Maltrattamenti a Modica, una ferita per il mondo della disabilità
Maltrattamenti a Modica: un caso che interroga il mondo della disabilità e la responsabilità delle istituzioni.

Il caso di Modica ha scosso il mondo della disabilità e ha messo in luce i rischi che possono emergere in strutture che dovrebbero garantire sicurezza e dignità. L’inchiesta per presunti maltrattamenti e esercizio abusivo della professione infermieristica ha portato a due arresti e 13 indagati complessivi in Anffas Modica. L’episodio ha suscitato reazioni forti, con commenti di delusione, amarezza e rabbia da parte di famiglie e operatori. La vicenda ha riportato al centro un tema irrisolto: come prevenire gli abusi nei servizi rivolti alle persone fragili e come rendere le organizzazioni capaci di intercettare i segnali di rischio.
Un sistema in crisi, ma non solo per i maltrattamenti
Il centro diurno di cui si parla nell’inchiesta non era un servizio accreditato, ma una sorta di “laboratorio” rivolto a 12 persone con disabilità, gestito da giovani in servizio civile, volontari e operatori. Una proposta nata per dare una risposta a un bisogno non soddisfatto dalle istituzioni. Non è una giustificazione, ma un pezzo del racconto. La questione non è solo la disabilità, ma un mondo progettato come se le persone con disabilità non esistessero. L’inchiesta di VITA magazine di giugno ha scardinato il principio dell’inclusione alla ricerca di una convivenza possibile.
Non può esservi alcuno spazio per maltrattamenti e violenze. La Giunta Nazionale di Anffas ha espresso «profondo sconcerto» per quanto accaduto, sottolineando che «non può esservi alcuno spazio per maltrattamenti e violenze e per chi se ne rende protagonista la tolleranza deve essere pari a zero». Il presidente nazionale, Roberto Speziale, ha confermato l’impegno dell’associazione a distanziarsi radicalmente dai comportamenti contestati.
La responsabilità di Anffas e il rischio di conflitti di interesse
La vicenda ha suscitato profonda preoccupazione nel mondo associativo. La Federazione Italiana per i Diritti delle Persone con Disabilità e Famiglie – Fish ha richiamato la necessità di rafforzare controlli, monitoraggio, formazione e strumenti di prevenzione nei servizi. Il presidente Vincenzo Falabella ha sottolineato che «prevenire gli abusi nei luoghi di cura, garantendo insieme i diritti degli ospiti e la dignità degli operatori» è un tema «non più rinviabile». La proposta di legge da lui elaborata al Cnel su videosorveglianza e trasparenza, tutelando contemporaneamente persone fragili e lavoratori, non ha trovato la convergenza dei sindacati.
Alcune voci critiche sottolineano che quando un’associazione nata per dare voce alle persone con disabilità e alle loro famiglie diventa anche soggetto gestore di strutture e servizi, il rischio che emerga una possibile tensione tra le due funzioni si fa molto concreto. Anffas, con 165 associazioni locali e 63 enti aderenti, è una realtà di famiglie che ha più di sessant’anni di storia, che è stata sempre impegnata sui diritti e che ha contribuito a cambiare la cultura sulla disabilità in Italia.

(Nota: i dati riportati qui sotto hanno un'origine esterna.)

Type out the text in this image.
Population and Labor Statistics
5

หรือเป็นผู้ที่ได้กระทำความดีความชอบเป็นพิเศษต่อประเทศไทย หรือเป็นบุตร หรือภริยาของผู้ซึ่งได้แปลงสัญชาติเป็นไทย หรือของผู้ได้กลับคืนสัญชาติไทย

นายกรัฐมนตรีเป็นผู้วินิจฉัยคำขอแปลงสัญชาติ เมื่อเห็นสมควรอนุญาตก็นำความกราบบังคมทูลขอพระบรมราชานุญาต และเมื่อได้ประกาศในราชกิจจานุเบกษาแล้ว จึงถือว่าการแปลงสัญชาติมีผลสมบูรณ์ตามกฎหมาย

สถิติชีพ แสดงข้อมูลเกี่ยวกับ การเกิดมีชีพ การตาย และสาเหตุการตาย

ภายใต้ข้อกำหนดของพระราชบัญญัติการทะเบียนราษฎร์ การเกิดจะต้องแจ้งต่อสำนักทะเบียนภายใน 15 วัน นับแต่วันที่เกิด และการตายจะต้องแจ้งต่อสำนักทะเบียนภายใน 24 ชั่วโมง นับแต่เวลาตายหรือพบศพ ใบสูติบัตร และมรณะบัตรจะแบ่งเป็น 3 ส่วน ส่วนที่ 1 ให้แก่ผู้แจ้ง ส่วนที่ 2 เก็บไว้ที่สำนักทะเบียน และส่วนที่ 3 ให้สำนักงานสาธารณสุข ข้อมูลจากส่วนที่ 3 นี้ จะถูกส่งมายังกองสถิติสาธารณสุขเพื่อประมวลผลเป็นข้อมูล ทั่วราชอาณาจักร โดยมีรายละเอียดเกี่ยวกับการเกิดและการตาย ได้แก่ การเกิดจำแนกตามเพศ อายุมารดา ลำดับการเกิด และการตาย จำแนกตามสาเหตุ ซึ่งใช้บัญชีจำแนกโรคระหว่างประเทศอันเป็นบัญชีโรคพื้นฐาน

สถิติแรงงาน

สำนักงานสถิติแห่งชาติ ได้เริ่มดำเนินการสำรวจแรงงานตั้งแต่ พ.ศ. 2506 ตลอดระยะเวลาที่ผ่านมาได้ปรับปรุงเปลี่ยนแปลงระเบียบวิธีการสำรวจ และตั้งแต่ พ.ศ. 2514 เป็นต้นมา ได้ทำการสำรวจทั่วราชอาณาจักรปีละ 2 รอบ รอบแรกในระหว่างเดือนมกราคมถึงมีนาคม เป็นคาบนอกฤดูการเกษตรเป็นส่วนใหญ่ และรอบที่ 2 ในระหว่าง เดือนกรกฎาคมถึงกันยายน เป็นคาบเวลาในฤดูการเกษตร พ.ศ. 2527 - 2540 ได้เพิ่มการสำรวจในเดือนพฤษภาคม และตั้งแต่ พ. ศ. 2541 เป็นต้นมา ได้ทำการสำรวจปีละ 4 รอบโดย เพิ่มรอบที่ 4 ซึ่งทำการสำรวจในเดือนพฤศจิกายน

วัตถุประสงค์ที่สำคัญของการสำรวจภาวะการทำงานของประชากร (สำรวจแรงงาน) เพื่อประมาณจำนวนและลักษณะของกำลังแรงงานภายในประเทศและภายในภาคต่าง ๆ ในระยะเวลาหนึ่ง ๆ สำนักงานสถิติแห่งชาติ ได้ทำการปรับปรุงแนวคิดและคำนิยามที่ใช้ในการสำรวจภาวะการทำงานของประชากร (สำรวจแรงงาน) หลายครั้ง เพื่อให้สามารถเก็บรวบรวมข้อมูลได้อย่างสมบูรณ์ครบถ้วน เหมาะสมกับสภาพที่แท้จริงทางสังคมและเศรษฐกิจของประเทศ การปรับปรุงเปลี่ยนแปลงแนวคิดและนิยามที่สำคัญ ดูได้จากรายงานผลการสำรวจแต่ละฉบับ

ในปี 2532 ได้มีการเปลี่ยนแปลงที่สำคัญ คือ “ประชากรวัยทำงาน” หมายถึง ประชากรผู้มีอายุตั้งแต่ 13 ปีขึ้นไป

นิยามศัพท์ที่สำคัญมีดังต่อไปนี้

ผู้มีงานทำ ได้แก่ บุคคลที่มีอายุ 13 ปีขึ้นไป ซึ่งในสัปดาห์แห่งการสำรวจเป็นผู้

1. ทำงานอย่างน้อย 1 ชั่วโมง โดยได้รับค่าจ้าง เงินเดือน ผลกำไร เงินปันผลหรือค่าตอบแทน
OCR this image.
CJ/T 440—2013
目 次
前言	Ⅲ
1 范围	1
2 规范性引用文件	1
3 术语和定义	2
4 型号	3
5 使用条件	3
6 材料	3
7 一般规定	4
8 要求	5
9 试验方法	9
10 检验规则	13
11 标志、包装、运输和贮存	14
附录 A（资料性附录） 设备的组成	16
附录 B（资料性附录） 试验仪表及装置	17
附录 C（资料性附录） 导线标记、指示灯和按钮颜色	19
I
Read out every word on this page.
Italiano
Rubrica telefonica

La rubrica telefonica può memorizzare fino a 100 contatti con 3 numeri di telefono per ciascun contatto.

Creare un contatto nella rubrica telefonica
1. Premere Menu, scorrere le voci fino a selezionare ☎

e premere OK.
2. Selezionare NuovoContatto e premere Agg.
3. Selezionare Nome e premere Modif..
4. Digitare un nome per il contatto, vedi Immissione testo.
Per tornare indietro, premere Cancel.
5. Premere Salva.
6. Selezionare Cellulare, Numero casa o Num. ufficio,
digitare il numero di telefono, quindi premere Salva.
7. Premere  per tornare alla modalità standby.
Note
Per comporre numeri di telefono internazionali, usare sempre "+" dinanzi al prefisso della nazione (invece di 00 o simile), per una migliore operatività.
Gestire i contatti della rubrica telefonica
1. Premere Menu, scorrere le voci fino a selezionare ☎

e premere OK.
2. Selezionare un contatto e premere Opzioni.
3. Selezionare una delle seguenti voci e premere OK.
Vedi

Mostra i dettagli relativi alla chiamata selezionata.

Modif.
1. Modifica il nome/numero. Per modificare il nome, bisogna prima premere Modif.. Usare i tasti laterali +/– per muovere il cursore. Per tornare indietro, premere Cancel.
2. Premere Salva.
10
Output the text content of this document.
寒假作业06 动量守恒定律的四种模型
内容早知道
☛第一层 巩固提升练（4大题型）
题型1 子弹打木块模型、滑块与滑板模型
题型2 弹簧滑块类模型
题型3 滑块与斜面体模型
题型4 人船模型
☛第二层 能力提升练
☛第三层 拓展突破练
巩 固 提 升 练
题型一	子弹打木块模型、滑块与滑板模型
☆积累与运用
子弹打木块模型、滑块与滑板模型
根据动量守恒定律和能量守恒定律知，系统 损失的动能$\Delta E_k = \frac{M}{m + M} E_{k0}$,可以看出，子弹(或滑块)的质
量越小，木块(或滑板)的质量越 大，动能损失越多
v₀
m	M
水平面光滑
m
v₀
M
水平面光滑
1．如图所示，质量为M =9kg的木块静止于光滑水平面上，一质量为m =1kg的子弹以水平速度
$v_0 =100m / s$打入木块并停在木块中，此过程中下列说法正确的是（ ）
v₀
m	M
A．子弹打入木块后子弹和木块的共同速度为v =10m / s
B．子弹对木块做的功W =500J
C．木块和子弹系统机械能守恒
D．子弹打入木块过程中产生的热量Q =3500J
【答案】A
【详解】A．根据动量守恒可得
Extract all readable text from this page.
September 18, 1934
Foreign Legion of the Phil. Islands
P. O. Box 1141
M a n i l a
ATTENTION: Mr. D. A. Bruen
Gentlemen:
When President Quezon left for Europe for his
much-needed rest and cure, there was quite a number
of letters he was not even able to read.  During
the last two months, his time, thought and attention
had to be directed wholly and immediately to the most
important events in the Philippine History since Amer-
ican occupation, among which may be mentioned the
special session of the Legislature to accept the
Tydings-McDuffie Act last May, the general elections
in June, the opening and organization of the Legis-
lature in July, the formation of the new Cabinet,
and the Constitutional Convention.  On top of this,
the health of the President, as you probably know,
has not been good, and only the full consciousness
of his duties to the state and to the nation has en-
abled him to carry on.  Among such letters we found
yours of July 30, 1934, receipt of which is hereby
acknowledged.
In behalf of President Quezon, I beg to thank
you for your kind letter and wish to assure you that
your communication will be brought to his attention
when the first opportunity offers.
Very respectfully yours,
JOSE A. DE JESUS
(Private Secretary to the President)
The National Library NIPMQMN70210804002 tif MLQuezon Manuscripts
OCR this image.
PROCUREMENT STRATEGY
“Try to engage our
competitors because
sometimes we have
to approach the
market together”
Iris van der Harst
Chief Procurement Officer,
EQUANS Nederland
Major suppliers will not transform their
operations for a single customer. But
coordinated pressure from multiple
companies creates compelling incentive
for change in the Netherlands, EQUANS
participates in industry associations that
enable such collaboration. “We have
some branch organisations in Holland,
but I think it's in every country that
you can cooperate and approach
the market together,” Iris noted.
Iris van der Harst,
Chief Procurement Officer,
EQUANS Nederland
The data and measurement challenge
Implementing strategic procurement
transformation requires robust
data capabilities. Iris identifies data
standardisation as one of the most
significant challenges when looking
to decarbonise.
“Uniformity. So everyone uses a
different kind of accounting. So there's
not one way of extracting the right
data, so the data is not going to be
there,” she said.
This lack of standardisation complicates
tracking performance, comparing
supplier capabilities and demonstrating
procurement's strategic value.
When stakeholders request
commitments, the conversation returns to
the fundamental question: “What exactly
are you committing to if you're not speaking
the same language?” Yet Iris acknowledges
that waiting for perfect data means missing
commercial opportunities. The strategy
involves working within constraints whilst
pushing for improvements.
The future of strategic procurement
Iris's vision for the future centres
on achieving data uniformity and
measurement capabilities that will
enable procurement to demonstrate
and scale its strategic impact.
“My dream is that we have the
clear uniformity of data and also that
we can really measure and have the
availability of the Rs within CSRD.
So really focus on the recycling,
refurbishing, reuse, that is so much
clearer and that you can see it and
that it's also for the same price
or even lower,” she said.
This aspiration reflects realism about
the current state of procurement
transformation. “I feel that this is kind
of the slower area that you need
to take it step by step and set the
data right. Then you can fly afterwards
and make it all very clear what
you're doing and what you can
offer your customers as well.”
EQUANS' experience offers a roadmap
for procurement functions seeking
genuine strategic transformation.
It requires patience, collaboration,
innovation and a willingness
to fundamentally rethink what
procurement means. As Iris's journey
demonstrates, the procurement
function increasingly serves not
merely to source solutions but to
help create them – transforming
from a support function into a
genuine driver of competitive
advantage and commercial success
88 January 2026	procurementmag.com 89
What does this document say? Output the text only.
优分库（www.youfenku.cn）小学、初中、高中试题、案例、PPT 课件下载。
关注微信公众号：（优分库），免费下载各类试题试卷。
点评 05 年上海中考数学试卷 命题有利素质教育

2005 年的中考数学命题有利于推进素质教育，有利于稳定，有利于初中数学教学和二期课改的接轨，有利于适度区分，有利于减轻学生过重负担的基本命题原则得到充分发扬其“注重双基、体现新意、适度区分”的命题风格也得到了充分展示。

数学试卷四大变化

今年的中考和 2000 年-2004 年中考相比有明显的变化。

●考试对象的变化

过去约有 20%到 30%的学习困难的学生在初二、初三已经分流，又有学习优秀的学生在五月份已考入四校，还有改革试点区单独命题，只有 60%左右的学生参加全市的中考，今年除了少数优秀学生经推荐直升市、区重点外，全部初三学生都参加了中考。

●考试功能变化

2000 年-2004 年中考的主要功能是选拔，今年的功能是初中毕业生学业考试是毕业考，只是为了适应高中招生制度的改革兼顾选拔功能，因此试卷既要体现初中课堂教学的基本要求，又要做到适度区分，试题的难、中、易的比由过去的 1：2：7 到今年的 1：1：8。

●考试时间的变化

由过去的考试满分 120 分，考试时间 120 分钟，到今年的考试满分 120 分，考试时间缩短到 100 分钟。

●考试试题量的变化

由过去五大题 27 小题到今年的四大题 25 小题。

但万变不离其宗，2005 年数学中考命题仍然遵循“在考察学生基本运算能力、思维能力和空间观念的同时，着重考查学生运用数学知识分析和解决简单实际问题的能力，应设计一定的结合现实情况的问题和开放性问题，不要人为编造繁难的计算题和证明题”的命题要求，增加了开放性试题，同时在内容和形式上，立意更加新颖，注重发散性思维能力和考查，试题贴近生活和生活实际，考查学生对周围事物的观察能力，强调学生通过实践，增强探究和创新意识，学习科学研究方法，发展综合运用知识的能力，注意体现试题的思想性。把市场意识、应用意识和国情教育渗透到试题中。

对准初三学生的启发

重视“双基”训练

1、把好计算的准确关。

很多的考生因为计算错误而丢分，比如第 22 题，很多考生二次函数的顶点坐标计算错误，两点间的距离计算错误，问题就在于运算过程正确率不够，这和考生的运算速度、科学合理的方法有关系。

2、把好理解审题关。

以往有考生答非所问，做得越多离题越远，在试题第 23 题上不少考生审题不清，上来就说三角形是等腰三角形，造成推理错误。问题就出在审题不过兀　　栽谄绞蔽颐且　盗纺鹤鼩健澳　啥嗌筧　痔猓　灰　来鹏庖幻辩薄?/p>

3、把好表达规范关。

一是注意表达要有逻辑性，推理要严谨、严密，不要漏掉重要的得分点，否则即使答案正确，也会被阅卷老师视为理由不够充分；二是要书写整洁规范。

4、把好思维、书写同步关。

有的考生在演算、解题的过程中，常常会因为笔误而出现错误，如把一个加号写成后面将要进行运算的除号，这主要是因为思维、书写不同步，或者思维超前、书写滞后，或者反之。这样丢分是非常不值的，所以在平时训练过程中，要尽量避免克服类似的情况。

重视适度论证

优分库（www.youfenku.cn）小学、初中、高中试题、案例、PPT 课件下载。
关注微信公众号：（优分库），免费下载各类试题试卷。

Se c’è chi ha sbagliato, pagherà come è giusto che sia. La Giunta Nazionale di Anffas ha già avviato le procedure per far decadere da ogni incarico associativo e da qualsiasi rapporto con Anffas le persone coinvolte nell’indagine. L’associazione ha espresso un forte impegno a distanziarsi radicalmente dai comportamenti contestati, ma non ha intenzione di sospendere i servizi. L’appello è chiaro: riorganizzare Anffas Modica, non chiuderla! Resta la richiesta di verità. Se le accuse saranno confermate, si tratterà di un tradimento della fiducia delle persone con disabilità, delle loro famiglie e della comunità Anffas. Ma resta anche una domanda che riguarda tutto il Terzo settore: come rafforzare i sistemi organizzativi per prevenire i rischi, come gestire i sintomi di frustrazione e malessere dei lavoratori, e come evitare che i costi del “salvare i servizi a tutti i costi” ricadano proprio sulle persone che quei servizi dovrebbero proteggere.